Recenzje, jakie zebrało "Lasers" były różne, mieszane - z jednej strony dużo osób mówiło, że to nie jest nawet album Lupe, a Atlantica, że "Lupe się sprzedał" itd. Z drugiej strony zdarzały się osoby twierdzące, że to jeden z lepszych mainstreamowych albumów ostatnich lat. Kiedy wreszcie dorwałem "Lasers" w sklepie po mocno okazyjnej cenie, postanowiłem sprawdzić to na własną rękę i przekonać się, którym opiniom bliżej do prawdy.
Jako wielki fan Lupe oczekiwałem na ten album z niecierpliwością, a kolejne single podgrzewały moje zainteresowanie. Choć "The Show Goes On" i "Words I Never Said" to numery inne brzmieniowo od tych z pierwszych 2 płyt Lupe, to cały czas uważam je za bardzo dobre kawałki i udane single. "All Black Everything", wypuszczone tuż przed premierą płyty, zdawało się utwierdzać mnie w przekonaniu, że Lupe jest w formie a "Lasers" może być jedną z lepszych płyt tego roku. Czy tak jest naprawdę?
Niestety, z przykrością stwierdzam, że nie. Roczarowanie? Coś w tym stylu. Porażka, dno, żenada? Nie, bez przesady. "Lasers" to cały czas niezły mainstreamowy album, zawierający numery przyjemne, wpadające w ucho przeciętnego słuchacza.
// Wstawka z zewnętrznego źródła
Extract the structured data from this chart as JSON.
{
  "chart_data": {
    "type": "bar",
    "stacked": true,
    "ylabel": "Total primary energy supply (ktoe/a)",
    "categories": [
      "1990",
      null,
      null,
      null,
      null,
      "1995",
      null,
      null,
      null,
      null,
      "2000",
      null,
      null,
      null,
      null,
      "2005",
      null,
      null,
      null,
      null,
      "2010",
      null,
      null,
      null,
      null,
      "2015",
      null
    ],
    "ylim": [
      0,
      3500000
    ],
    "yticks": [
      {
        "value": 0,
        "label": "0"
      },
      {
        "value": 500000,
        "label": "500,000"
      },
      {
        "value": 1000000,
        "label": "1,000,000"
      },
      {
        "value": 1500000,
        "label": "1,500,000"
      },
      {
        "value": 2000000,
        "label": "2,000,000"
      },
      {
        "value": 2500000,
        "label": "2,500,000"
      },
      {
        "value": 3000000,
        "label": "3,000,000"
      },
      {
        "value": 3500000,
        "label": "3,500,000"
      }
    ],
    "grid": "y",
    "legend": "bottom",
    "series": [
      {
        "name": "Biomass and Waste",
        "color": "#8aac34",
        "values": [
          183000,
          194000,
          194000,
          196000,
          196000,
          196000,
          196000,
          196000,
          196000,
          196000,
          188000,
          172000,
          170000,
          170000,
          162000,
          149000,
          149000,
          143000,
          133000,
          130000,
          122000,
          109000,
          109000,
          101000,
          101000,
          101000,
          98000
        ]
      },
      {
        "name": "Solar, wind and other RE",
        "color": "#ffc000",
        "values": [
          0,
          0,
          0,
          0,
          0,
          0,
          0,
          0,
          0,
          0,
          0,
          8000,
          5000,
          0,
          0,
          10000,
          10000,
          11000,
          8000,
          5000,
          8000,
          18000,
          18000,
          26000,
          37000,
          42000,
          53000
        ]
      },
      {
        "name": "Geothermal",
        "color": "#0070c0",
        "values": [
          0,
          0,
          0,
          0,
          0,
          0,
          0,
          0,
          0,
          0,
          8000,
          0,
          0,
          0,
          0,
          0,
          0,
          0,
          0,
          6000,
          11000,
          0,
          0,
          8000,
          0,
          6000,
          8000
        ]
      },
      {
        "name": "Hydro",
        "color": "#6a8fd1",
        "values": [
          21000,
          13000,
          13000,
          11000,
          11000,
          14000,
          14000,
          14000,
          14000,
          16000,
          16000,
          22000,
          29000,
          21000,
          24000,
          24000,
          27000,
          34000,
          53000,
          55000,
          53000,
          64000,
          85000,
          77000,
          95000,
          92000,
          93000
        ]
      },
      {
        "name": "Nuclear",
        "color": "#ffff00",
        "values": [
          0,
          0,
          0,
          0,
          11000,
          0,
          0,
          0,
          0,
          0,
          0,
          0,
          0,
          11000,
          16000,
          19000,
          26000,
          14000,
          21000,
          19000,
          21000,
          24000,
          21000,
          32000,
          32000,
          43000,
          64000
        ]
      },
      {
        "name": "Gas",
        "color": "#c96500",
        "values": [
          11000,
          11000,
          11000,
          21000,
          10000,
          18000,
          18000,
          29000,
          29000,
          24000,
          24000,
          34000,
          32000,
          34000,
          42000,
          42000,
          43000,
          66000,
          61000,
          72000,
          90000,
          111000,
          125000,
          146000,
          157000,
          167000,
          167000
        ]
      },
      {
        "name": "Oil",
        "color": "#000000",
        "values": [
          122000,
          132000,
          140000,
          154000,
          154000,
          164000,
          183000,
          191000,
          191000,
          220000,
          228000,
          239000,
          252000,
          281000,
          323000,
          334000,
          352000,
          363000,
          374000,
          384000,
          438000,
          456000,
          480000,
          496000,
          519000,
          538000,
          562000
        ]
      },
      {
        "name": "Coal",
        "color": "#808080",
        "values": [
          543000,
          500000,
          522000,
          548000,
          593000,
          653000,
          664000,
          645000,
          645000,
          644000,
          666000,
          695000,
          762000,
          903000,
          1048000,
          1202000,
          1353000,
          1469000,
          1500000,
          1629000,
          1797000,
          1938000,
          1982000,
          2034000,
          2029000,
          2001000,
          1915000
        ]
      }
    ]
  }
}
Znajdziemy tu kawałki naprawdę dobre, brzmiące jak klasyczny Lupe Fiasco - przykładem może być świetne lirycznie i oryginalne "All Black Everything" lub "Till I Get There". Całkiem dobrze Lupe odnajduje się też na niektórych mainstreamowych bitach - bardzo dobre "The Show Goes On", mocne "Words I Never Said" czy energiczne i świeże "Coming Up". Raper lirycznie zdecydowanie jest w formie, co pokazał chociażby we wspomnianym już "All Black Everything" czy też wypuszczonym w podobnym okresie luźnym numerze "SLR (Super Lupe Rap)".
"I don't care for similarities - cause I'm a pioneer not a parody"
Tak nawijał w SLR. Niestety w przypadku "Lasers" to się nie potwierdziło. Brzmienie, jakie słyszymy na "Lasers" nie należy bowiem do kategorii pionierskich i śmiało możemy je porównywać do innych nowych albumów. Niestety nie tego spodziewaliśmy się po tej płycie. Na "Lasers" znajdujemy bowiem hip-hop pełen śpiewanych refrenów i często ocierający się o pop-rap. W dużej części pewnie winę za to można zwalić na Atlantic Records, które to dosłownie kazało raperowi nagrać hitowy, mainstreamowy album (o czym sam mówił niejednokrotnie). To się udało - "Lasers" to najlepiej sprzedający się album Lupe. Jednak na pewno nie najlepszy.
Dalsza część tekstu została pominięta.